TROISIÈME  LETTRE


    La vérité qui est dans le plus intérieur des mystères, est semblable au soleil ; il n'est permis qu'à l'œil d'un  aigle (à l'âme de l'homme capable de recevoir la lumière) de la regarder. La vue de tout autre mortel est éblouie, et l'obscurité l'environne dans la lumière même.

    Jamais le grand quelque chose qui est dans le plus intérieur des saints mystères ne fut caché à la vue d'aigle de celui qui est capable de recevoir la lumière,  Dieu et la nature n'ont point de mystères pour leurs enfants. Le mystère est seulement dans la faiblesse de notre être qui n'est pas capable de supporter la lumière, et qui n'est pas encore organisé pour la vue chaste de la vérité nue.

   Cette faiblesse est la nuée qui couvre le sanctuaire ; elle est le voile qui cache le Saint des Saints.
   Mais pour que l'homme puisse recouvrer la  Iumière, la force et sa dignité perdues, la divinité aimante s'abaissa à la faiblesse de ses créatures, et écrivit les vérités et les mystères intérieurs et éternels sur le dehors des choses, afin que l'homme puisse s'élancer par elles à l'esprit.
   Ces lettres sont les cérémonies ou l'extérieur de la religion, qui conduisent à l'esprit intérieur d'union avec Dieu, actif et plein de vie.
   Les hiéroglyphes des Mystères sont aussi de ces lettres ce sont les esquisses et les dessins de vérités intérieures et saintes, que couvre le voile tiré devant le sanctuaire.

   La religion et les Mystères se donnent la main pour conduire tous nos frères à une vérité ; l'une et les autres ont pour but un renversement, un renouvellement de notre être ; tous deux ont pour fin la réédification d'un temple dans lequel la sagesse habite avec l'amour, Dieu avec l'homme.
   Mais la religion et les Mystères  seraient des prénomènes entièrement inutiles, si la Divinité ne leur avait donné des moyens effectifs  pour atteindre leurs grands buts.
   Or ces moyens onttoujours été dans le sanctuaire le plus intérieur ; les Mystères sont destinés à bâtir un temple à la religion, et la religion est destinée à y réunir les hommes avec Dieu.

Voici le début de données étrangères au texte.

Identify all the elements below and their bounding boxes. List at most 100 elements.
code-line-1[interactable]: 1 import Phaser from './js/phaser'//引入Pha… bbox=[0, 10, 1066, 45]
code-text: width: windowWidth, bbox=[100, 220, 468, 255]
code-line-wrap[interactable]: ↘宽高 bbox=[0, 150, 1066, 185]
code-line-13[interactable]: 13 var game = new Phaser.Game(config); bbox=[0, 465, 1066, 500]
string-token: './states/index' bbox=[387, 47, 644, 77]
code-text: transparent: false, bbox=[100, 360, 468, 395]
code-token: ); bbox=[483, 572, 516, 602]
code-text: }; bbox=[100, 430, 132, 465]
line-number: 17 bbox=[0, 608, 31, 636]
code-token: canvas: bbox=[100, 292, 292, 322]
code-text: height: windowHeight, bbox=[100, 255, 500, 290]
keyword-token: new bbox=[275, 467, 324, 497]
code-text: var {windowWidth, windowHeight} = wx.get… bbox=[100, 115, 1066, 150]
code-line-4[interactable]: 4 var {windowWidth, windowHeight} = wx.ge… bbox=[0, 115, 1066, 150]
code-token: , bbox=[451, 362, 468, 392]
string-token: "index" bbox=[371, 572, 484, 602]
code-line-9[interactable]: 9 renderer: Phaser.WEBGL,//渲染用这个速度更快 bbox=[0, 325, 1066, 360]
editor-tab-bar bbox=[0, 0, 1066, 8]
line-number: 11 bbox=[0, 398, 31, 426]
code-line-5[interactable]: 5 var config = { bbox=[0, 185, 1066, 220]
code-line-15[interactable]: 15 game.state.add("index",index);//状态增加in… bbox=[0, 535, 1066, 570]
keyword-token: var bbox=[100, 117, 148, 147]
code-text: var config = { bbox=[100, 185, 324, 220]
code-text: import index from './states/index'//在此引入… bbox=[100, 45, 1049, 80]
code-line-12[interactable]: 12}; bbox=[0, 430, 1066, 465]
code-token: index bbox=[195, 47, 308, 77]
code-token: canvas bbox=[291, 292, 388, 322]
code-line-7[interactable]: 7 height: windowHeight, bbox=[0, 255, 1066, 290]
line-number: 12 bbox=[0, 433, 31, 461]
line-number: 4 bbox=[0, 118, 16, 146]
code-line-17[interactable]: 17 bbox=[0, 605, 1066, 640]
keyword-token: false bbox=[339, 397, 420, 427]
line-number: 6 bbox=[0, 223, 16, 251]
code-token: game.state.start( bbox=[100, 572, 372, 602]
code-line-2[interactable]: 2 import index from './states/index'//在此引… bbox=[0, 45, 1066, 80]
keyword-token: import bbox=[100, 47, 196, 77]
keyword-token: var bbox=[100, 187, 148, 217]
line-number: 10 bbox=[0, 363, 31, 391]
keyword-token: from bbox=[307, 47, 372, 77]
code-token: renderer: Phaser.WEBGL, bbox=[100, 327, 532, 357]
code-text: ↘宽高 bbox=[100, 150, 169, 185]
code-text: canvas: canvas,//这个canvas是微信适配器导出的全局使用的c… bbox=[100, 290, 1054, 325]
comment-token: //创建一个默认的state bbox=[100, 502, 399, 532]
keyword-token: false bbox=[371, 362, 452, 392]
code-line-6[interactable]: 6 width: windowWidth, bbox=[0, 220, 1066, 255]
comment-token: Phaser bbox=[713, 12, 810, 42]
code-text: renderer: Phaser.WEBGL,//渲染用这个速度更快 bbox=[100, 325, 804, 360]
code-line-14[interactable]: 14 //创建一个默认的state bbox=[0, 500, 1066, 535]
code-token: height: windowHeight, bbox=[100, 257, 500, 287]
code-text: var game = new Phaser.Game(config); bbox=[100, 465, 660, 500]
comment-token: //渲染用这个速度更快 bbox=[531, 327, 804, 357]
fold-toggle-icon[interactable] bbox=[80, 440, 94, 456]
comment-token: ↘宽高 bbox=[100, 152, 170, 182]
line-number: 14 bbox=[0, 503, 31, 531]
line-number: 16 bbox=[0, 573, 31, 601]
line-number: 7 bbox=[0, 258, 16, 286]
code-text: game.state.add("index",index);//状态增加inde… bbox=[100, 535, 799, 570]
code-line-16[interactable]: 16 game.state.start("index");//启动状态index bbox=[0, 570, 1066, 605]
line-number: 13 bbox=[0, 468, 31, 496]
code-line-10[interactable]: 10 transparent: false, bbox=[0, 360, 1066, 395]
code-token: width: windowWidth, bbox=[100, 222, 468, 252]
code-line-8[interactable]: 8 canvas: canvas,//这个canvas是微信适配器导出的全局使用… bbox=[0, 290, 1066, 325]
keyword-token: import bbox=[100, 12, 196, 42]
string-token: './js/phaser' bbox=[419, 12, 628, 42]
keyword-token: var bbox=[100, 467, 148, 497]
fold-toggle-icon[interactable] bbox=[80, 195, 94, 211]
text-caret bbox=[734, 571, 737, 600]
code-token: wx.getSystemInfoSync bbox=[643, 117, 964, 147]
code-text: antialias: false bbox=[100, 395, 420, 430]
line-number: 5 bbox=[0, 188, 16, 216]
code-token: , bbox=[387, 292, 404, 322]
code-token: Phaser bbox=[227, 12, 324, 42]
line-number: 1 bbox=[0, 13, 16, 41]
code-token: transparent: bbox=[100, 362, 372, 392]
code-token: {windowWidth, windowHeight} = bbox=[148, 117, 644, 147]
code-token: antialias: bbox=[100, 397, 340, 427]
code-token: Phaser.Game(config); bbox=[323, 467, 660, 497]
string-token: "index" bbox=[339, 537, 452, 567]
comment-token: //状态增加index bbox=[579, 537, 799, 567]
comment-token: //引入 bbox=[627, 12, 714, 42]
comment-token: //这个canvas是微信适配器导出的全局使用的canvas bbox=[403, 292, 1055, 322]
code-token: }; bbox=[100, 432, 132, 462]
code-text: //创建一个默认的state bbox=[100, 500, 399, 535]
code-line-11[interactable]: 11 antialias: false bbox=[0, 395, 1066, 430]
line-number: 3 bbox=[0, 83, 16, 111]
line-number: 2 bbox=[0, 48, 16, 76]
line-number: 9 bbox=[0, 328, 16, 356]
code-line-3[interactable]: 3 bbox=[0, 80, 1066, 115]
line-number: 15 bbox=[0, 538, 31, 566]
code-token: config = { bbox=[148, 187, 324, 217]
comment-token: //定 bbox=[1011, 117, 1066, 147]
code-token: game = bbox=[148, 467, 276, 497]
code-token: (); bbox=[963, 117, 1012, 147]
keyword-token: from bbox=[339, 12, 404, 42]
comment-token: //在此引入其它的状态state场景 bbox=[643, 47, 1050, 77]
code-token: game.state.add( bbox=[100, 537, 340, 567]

   Telle est la grandeur de la religion, et telle a été la haute dignité des Mystères de tous les temps.
Il serait outrageant pour vous, frères intimement aimés, que nous pussions penser que vous n'avez jamais regardé les saints mystères de ce vrai point de vue, de ce point de vue qui les représente comme l'unique moyen de conserver, dans sa pureté et son intégrité, la doctrine des vérités importantes sur Dieu, la nature et l'homme ; cette doctrine était enveloppée dans la sainte langue des symboles, et les  vérités qu'elle contenait, ayant été peu à peu traduites parmi les profanes dans leur langue ordinaire, devinrent ainsi toujours plus obscures et plus inintelligibles.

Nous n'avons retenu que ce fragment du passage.